26.07.2007
Sulaymân (A) et la fourmi
L'humilité au faîte de la puissance
Pour montrer que ce paradoxe, qui n'est qu'apparent, est possible, attardons-nous sur l'exemple de Sulayman(A)/Salomon. Voici ce que disent les versets 17 à 19 de la sourate intitulée La Fourmi :
Verset 17 : Et furent rassemblées pour Salomon, ses armées de djinns, d'hommes et d'oiseaux, et furent placées en rangs.
Verset 18 : Quand ils arrivèrent à la Vallée des Fourmis, une fourmi dit : "Fourmis, entrez dans vos demeures, [de peur] que Salomon et ses armées ne vous écrasent [sous leurs pieds] sans s'en rendre compte” !

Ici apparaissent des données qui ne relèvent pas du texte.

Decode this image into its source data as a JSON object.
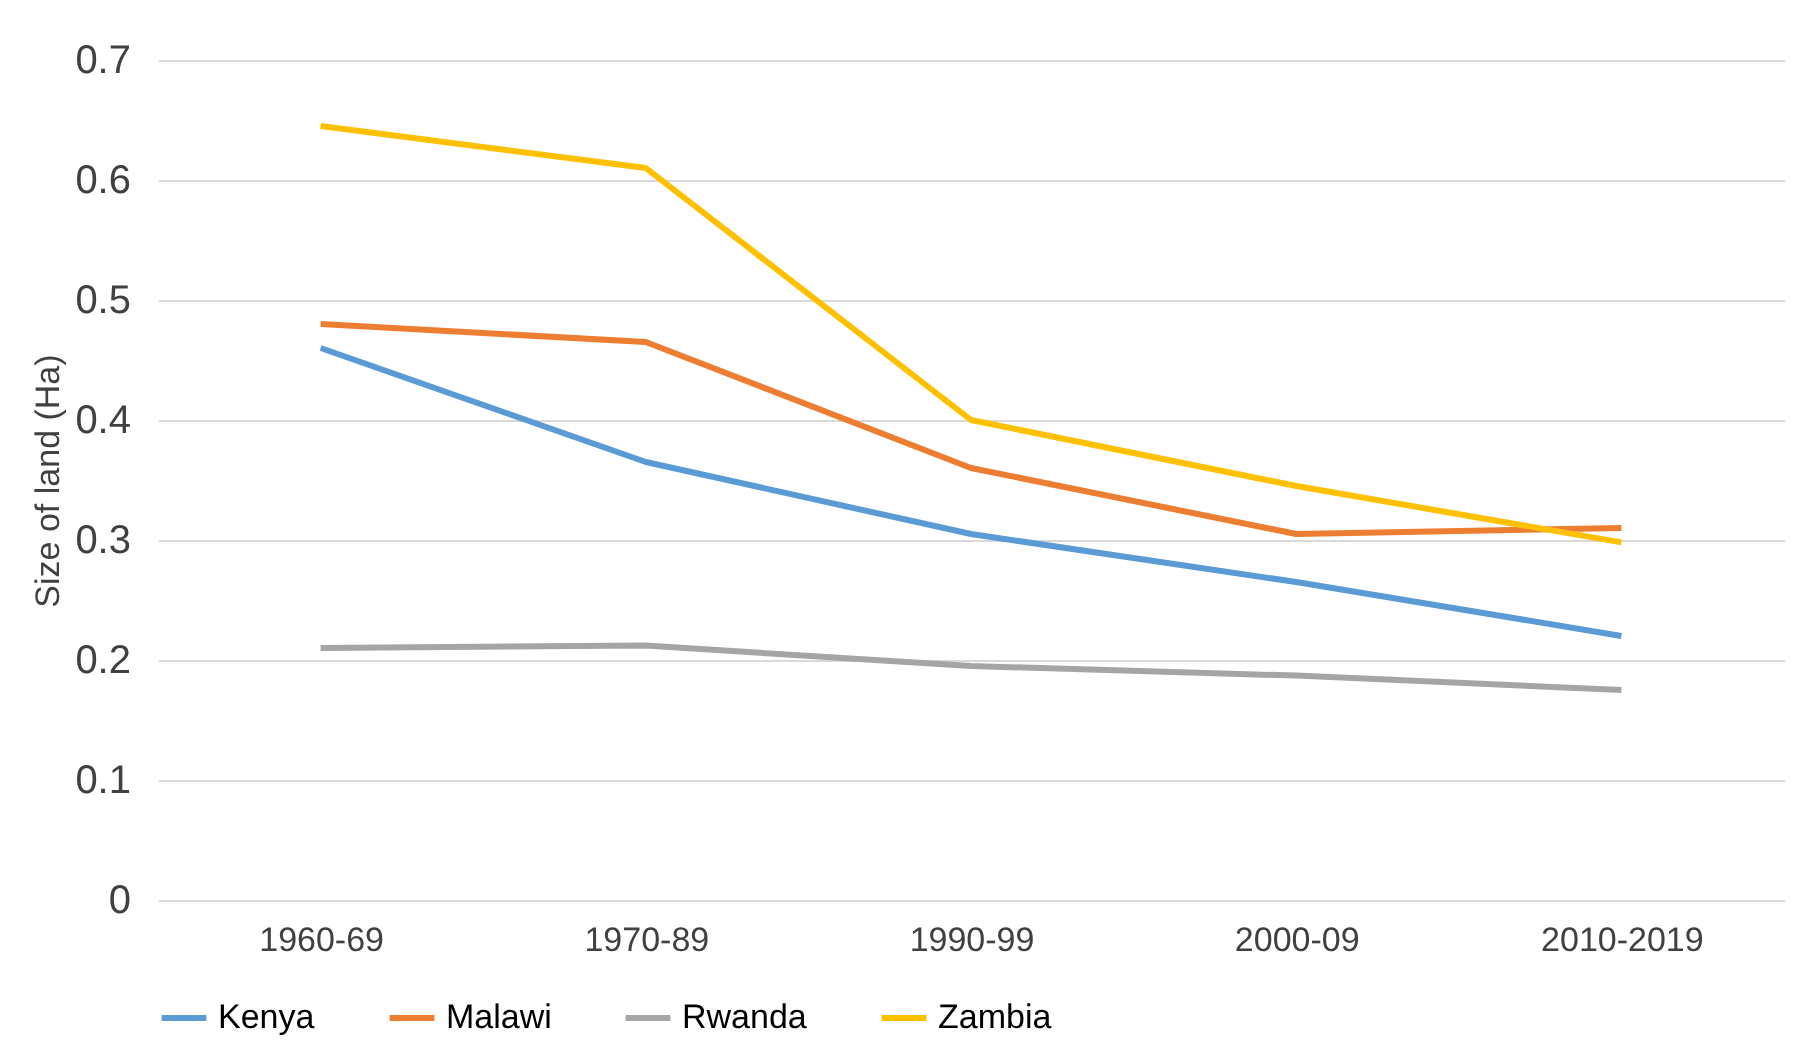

Verset 19 : Il sourit, amusé par ses propos et dit : “Permets-moi Seigneur, de rendre grâce pour le bienfait dont Tu m'as comblé ainsi que mes père et mère, et que je fasse une bonne oeuvre que tu agrées et fais-moi entrer, par Ta miséricorde, parmi Tes serviteurs vertueux”.
Un prophète-roi, avec son armée en ordre de marche, qui prend le soin d'entendre la plainte d'une... fourmi, de sourire à ses paroles, et qui à cet instant précis comprend peut-être sa propre fragilité d'homme, sa propre insignifiance, et demande à Dieu de lui permettre (à lui, Sulayman) de Lui rendre grâce (à Lui, Dieu).
Quel plus bel exemple (et le Coran est ce Livre qui regorge de tels exemples) d'humilité au sein même de la puissance ? Certes, un tel degré a été atteint par un... prophète. Et c'est là le summum de la perfection humaine. Mais cela devrait nous servir, à nous simples mortels, d'exemple.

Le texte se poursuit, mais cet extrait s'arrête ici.